CausesBy Mayo Clinic staff
A number of infections and diseases can contribute to an enlarged spleen. The effects on your spleen may be only temporary, depending on how well your treatment works. Contributing factors include:
- Viral infections, such as mononucleosis
- Bacterial infections, such as syphilis or an infection of your heart's inner lining (endocarditis)
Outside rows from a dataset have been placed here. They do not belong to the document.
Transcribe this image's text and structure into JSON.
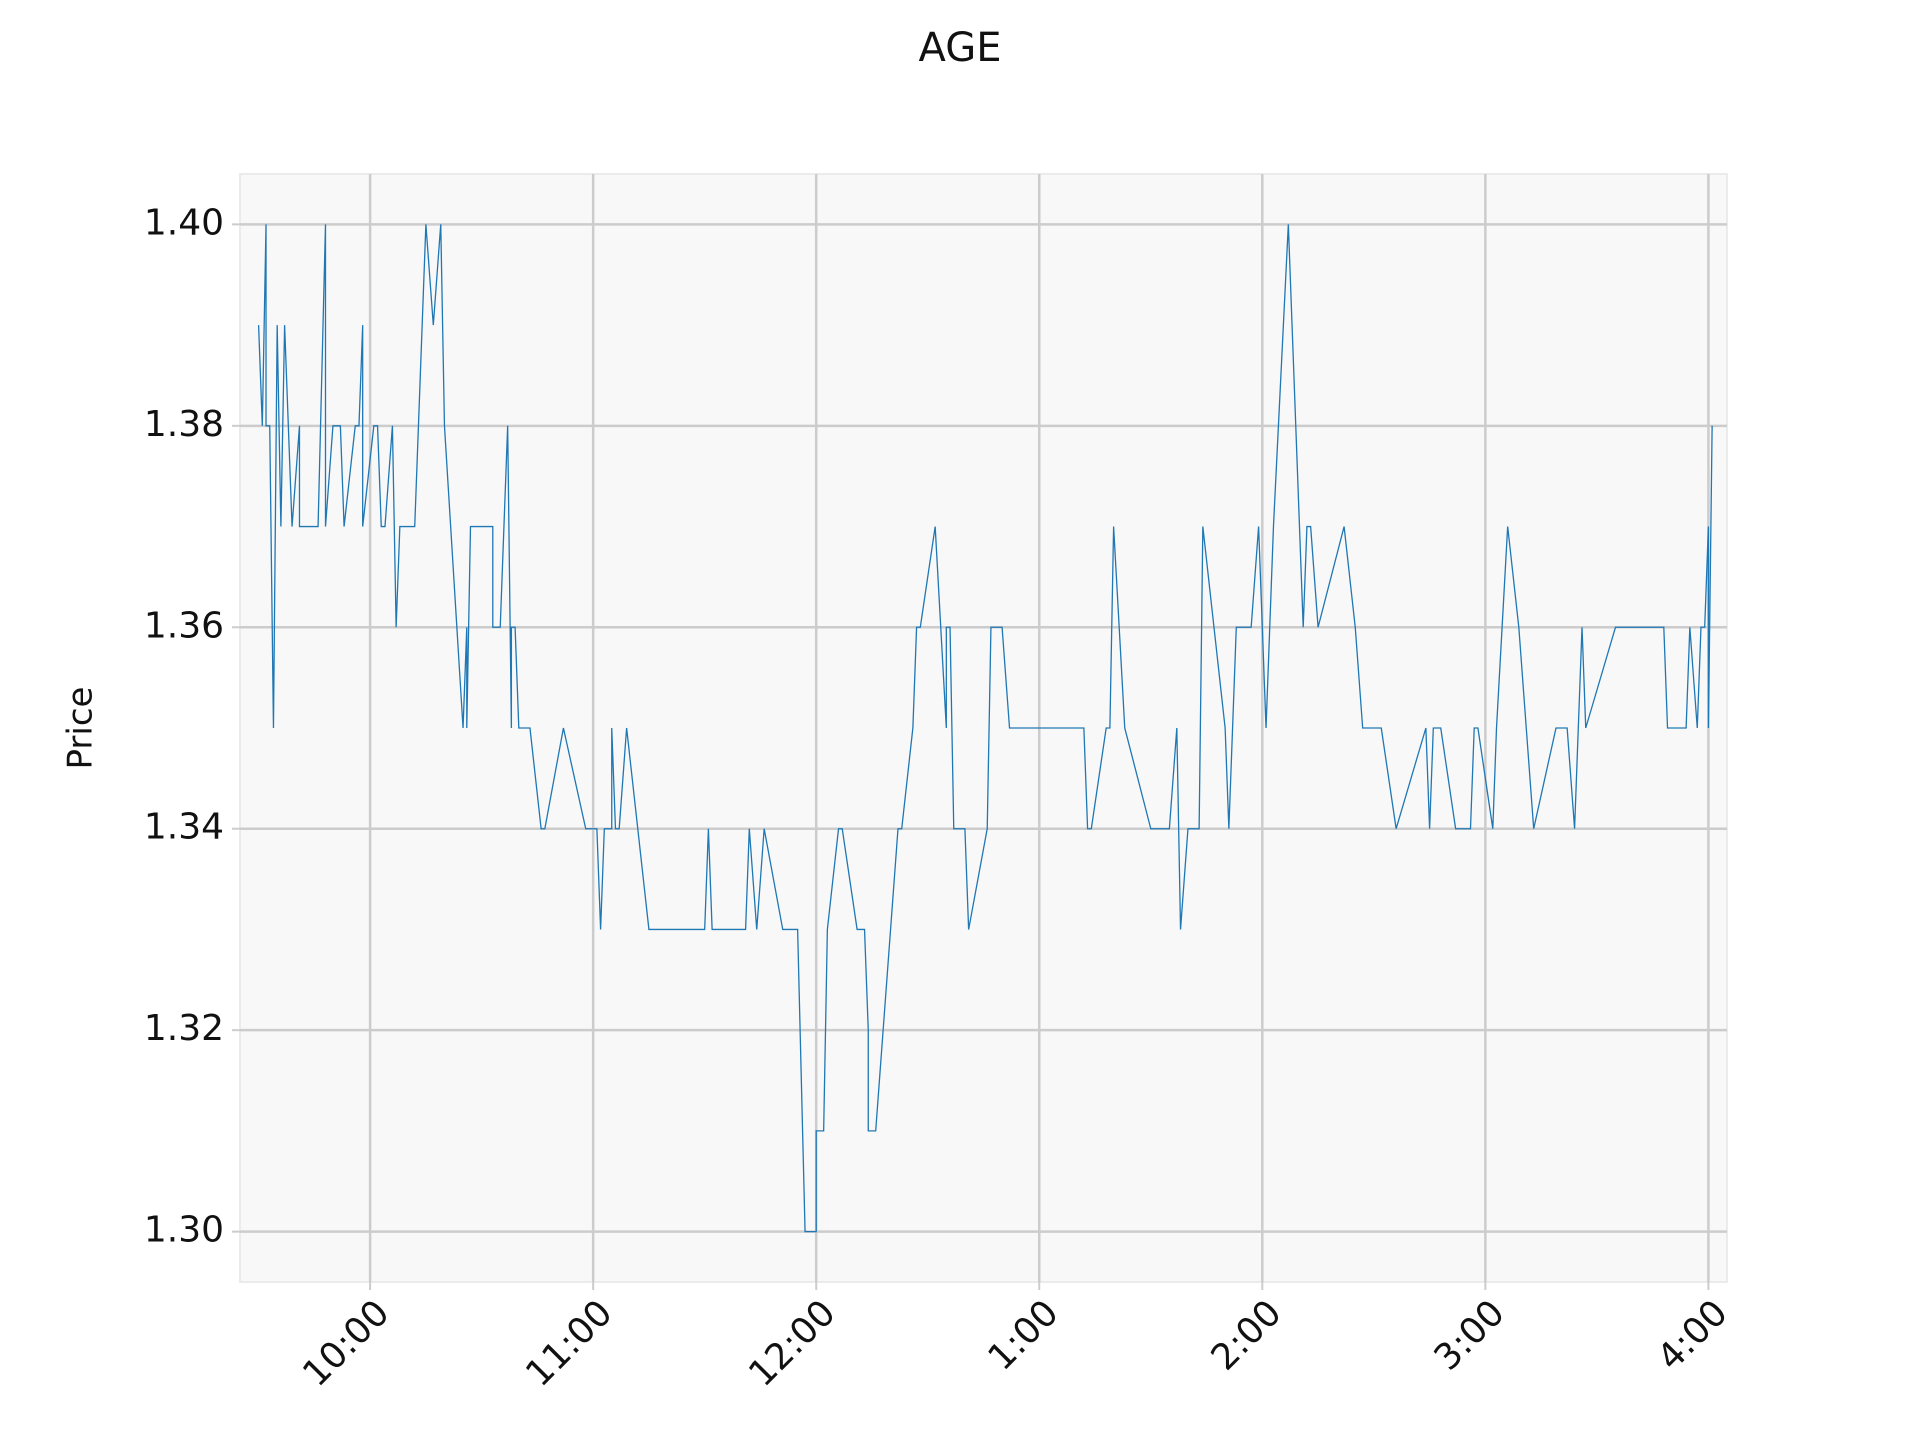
{
  "chart_data": {
    "type": "line",
    "title": "AGE",
    "ylabel": "Price",
    "color": "#1f77b4",
    "grid": true,
    "x": [
      570,
      571,
      572,
      572,
      573,
      574,
      575,
      576,
      577,
      577,
      579,
      581,
      581,
      586,
      588,
      588,
      590,
      592,
      593,
      596,
      597,
      598,
      598,
      601,
      602,
      603,
      604,
      606,
      607,
      608,
      612,
      614,
      615,
      617,
      619,
      620,
      625,
      626,
      626,
      627,
      633,
      633,
      635,
      636,
      637,
      638,
      638,
      639,
      640,
      643,
      646,
      647,
      652,
      658,
      661,
      662,
      663,
      665,
      665,
      666,
      667,
      669,
      675,
      690,
      691,
      692,
      701,
      702,
      704,
      706,
      711,
      715,
      717,
      720,
      720,
      722,
      723,
      726,
      727,
      731,
      733,
      734,
      734,
      736,
      742,
      743,
      746,
      747,
      748,
      752,
      755,
      755,
      756,
      757,
      760,
      761,
      766,
      767,
      770,
      772,
      792,
      793,
      794,
      798,
      799,
      800,
      803,
      810,
      815,
      817,
      818,
      820,
      823,
      824,
      830,
      831,
      833,
      837,
      839,
      841,
      843,
      847,
      848,
      851,
      852,
      853,
      855,
      862,
      865,
      867,
      872,
      876,
      884,
      885,
      886,
      888,
      892,
      896,
      897,
      898,
      902,
      903,
      906,
      909,
      913,
      919,
      922,
      924,
      926,
      927,
      935,
      948,
      949,
      954,
      955,
      957,
      958,
      959,
      960,
      960,
      961
    ],
    "values": [
      1.39,
      1.38,
      1.4,
      1.38,
      1.38,
      1.35,
      1.39,
      1.37,
      1.39,
      1.39,
      1.37,
      1.38,
      1.37,
      1.37,
      1.4,
      1.37,
      1.38,
      1.38,
      1.37,
      1.38,
      1.38,
      1.39,
      1.37,
      1.38,
      1.38,
      1.37,
      1.37,
      1.38,
      1.36,
      1.37,
      1.37,
      1.39,
      1.4,
      1.39,
      1.4,
      1.38,
      1.35,
      1.36,
      1.35,
      1.37,
      1.37,
      1.36,
      1.36,
      1.37,
      1.38,
      1.35,
      1.36,
      1.36,
      1.35,
      1.35,
      1.34,
      1.34,
      1.35,
      1.34,
      1.34,
      1.33,
      1.34,
      1.34,
      1.35,
      1.34,
      1.34,
      1.35,
      1.33,
      1.33,
      1.34,
      1.33,
      1.33,
      1.34,
      1.33,
      1.34,
      1.33,
      1.33,
      1.3,
      1.3,
      1.31,
      1.31,
      1.33,
      1.34,
      1.34,
      1.33,
      1.33,
      1.32,
      1.31,
      1.31,
      1.34,
      1.34,
      1.35,
      1.36,
      1.36,
      1.37,
      1.35,
      1.36,
      1.36,
      1.34,
      1.34,
      1.33,
      1.34,
      1.36,
      1.36,
      1.35,
      1.35,
      1.34,
      1.34,
      1.35,
      1.35,
      1.37,
      1.35,
      1.34,
      1.34,
      1.35,
      1.33,
      1.34,
      1.34,
      1.37,
      1.35,
      1.34,
      1.36,
      1.36,
      1.37,
      1.35,
      1.37,
      1.4,
      1.39,
      1.36,
      1.37,
      1.37,
      1.36,
      1.37,
      1.36,
      1.35,
      1.35,
      1.34,
      1.35,
      1.34,
      1.35,
      1.35,
      1.34,
      1.34,
      1.35,
      1.35,
      1.34,
      1.35,
      1.37,
      1.36,
      1.34,
      1.35,
      1.35,
      1.34,
      1.36,
      1.35,
      1.36,
      1.36,
      1.35,
      1.35,
      1.36,
      1.35,
      1.36,
      1.36,
      1.37,
      1.35,
      1.38
    ],
    "xlim": [
      565,
      965
    ],
    "ylim": [
      1.295,
      1.405
    ],
    "xticks": [
      {
        "value": 600,
        "label": "10:00"
      },
      {
        "value": 660,
        "label": "11:00"
      },
      {
        "value": 720,
        "label": "12:00"
      },
      {
        "value": 780,
        "label": "1:00"
      },
      {
        "value": 840,
        "label": "2:00"
      },
      {
        "value": 900,
        "label": "3:00"
      },
      {
        "value": 960,
        "label": "4:00"
      }
    ],
    "yticks": [
      {
        "value": 1.3,
        "label": "1.30"
      },
      1.32,
      1.34,
      1.36,
      1.38,
      {
        "value": 1.4,
        "label": "1.40"
      }
    ]
  }
}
- Parasitic infections, such as malaria
- Cirrhosis and other diseases affecting the liver
- Various types of hemolytic anemia — a condition characterized by premature destruction of red blood cells
- Blood cancers, such as leukemia, and lymphomas, such as Hodgkin's disease
- Metabolic disorders, such as Gaucher's disease and Niemann-Pick disease
- Pressure on the veins in the spleen or liver or a blood clot in these veins
How the spleen works
Your spleen is tucked under your rib cage next to your stomach on the left side of your abdomen. It's a soft, spongy organ that performs several critical jobs and can be easily damaged. Among other things, your spleen:
- Filters out and destroys old and damaged blood cells
- Plays a key role in preventing infection by producing white blood cells called lymphocytes and acting as a first line of defense against invading pathogens
- Stores red blood cells and platelets, the cells that help your blood clot
- May act as an intermediary between your immune system and your brain, leading researchers to speculate that they may one day be able to trigger the spleen's infection-fighting abilities by manipulating the nervous system
An enlarged spleen affects each of these vital functions. For instance, as your spleen grows larger, it begins to filter normal red blood cells as well as abnormal ones, reducing the number of healthy cells in your bloodstream. It also traps too many platelets. Eventually, excess red blood cells and platelets can clog your spleen, interfering with its normal functioning. An enlarged spleen may even outgrow its own blood supply, which can damage or destroy sections of the organ.